The study by taxi2airport.com
is aimed at helping travellers who are totally dependent on public transport when they are abroad and prefer taxis to commute.
The base fee for taxi fare in Egypt is as low as 0.24 euro. In Malaysia, you can grab a 5km cab ride for under €2, or around Rs 160, according to the study.
Rounding off the top 10 cheapest countries for taxi fares is Turkey (€2.24), followed by China (€2.41), South America’s Argentina (€2.44) and Vietnam – a cost of just €2.47, for a 5km taxi fare.

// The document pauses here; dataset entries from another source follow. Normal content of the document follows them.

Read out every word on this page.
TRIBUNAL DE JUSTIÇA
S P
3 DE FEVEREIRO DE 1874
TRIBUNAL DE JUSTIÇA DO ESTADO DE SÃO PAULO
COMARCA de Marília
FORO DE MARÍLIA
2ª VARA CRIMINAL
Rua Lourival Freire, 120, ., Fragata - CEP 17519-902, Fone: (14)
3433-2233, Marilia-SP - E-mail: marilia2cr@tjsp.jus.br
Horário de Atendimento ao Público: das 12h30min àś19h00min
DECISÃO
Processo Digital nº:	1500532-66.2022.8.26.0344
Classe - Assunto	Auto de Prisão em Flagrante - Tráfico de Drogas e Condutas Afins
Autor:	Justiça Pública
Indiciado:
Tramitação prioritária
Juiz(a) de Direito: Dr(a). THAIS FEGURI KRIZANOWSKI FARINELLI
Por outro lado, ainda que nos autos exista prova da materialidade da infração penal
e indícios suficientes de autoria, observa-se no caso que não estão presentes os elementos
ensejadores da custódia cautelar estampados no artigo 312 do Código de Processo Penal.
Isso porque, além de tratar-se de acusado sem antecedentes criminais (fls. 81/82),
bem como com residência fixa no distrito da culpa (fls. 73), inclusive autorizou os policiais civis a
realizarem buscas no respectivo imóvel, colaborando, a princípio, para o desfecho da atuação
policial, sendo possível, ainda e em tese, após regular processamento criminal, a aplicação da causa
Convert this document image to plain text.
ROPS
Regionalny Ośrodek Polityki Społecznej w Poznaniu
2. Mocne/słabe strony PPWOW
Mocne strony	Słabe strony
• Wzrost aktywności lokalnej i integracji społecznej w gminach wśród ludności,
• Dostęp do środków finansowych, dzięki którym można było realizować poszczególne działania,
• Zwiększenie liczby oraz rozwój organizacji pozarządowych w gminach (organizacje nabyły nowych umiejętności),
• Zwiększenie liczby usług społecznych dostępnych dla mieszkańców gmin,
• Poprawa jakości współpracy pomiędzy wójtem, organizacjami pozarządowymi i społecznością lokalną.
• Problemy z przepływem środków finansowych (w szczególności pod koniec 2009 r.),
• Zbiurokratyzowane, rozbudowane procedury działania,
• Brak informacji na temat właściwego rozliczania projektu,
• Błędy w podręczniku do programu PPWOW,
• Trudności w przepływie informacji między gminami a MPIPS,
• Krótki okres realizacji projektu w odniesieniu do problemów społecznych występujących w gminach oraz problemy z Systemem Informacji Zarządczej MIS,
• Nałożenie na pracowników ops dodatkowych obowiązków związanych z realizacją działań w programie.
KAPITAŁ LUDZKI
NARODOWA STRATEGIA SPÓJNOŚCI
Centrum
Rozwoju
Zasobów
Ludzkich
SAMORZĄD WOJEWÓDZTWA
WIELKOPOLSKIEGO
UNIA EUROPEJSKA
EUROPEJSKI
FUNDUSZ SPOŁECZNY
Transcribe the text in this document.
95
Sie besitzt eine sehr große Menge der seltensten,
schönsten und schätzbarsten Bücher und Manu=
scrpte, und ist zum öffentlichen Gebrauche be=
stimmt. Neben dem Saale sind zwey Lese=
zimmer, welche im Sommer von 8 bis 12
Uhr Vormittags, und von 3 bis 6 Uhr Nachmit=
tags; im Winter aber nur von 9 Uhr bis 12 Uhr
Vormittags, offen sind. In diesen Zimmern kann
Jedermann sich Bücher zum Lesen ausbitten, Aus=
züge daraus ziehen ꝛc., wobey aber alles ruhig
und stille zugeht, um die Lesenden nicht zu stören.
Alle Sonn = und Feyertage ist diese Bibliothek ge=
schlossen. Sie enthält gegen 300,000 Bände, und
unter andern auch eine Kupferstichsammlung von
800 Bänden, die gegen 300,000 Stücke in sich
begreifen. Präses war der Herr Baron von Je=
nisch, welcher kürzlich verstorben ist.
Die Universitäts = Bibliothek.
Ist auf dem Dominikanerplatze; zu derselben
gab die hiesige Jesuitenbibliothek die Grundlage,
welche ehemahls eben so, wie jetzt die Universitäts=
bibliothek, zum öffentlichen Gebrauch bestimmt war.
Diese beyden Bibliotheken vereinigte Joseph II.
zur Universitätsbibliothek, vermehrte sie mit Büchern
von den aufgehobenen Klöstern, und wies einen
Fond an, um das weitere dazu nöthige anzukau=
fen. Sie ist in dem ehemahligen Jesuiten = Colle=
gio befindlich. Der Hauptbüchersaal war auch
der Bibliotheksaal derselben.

At the other end of the spectrum, taxi fares for a 5km journey are far more expensive in European countries, such as Sweden (€9.91) and France (€10) — around Rs 800.
While in Britain, you can expect to pay €10.08 for the privilege of a 3-mile ride! In fact, the base fee for taxi fare in Britain is €2.96 – one of the highest fees recorded.
On the other side of the world, New Zealand is next with a fare that is marginally higher than that in Britain, at €10.53. Followed swiftly by more European counties like Austria (€11.60), Belgium (€12.90), the Netherlands (€13.40) and Germany (€13.80.)
However, the two most expensive countries to take a taxi are Japan – at a cost of €15.64, or Rs 1,180, for just 5km – and Switzerland – at €22.68, or Rs 1,800.
For its study, Taxi2Airport analysed data collated by Taxi-Calculator.com. The average taxi fare presented is relative to a 5km (3.1 miles) journey. Taxi2Airport chose to focus on 5km because, faced with a journey of this length, hailing a cab is often a necessity – especially if you have luggage or kids to hand.
Taxi2aiport.com says if you’re taking public transport around a city in a developing country such as India, it can be a frenetic experience. If possible, find out in advance what the fare should be – by asking a local – and have the exact money ready to pay the fare, it advises.
In developed countries with good public transport networks (such as Holland), it pays to do a bit of research in advance on how to buy tickets. For example, if you buy from a ticket machine in advance it’s cheaper than buying the ticket on the service, or at a booking desk. Understanding the cities where you must buy the ticket in advance saves embarrassment too.
In some locations, it’s cheaper to buy public transport tickets in batches of 10 or 20, so check this possibility if you’re in a city for a few days and planning to take lots of public transport trips while you’re there.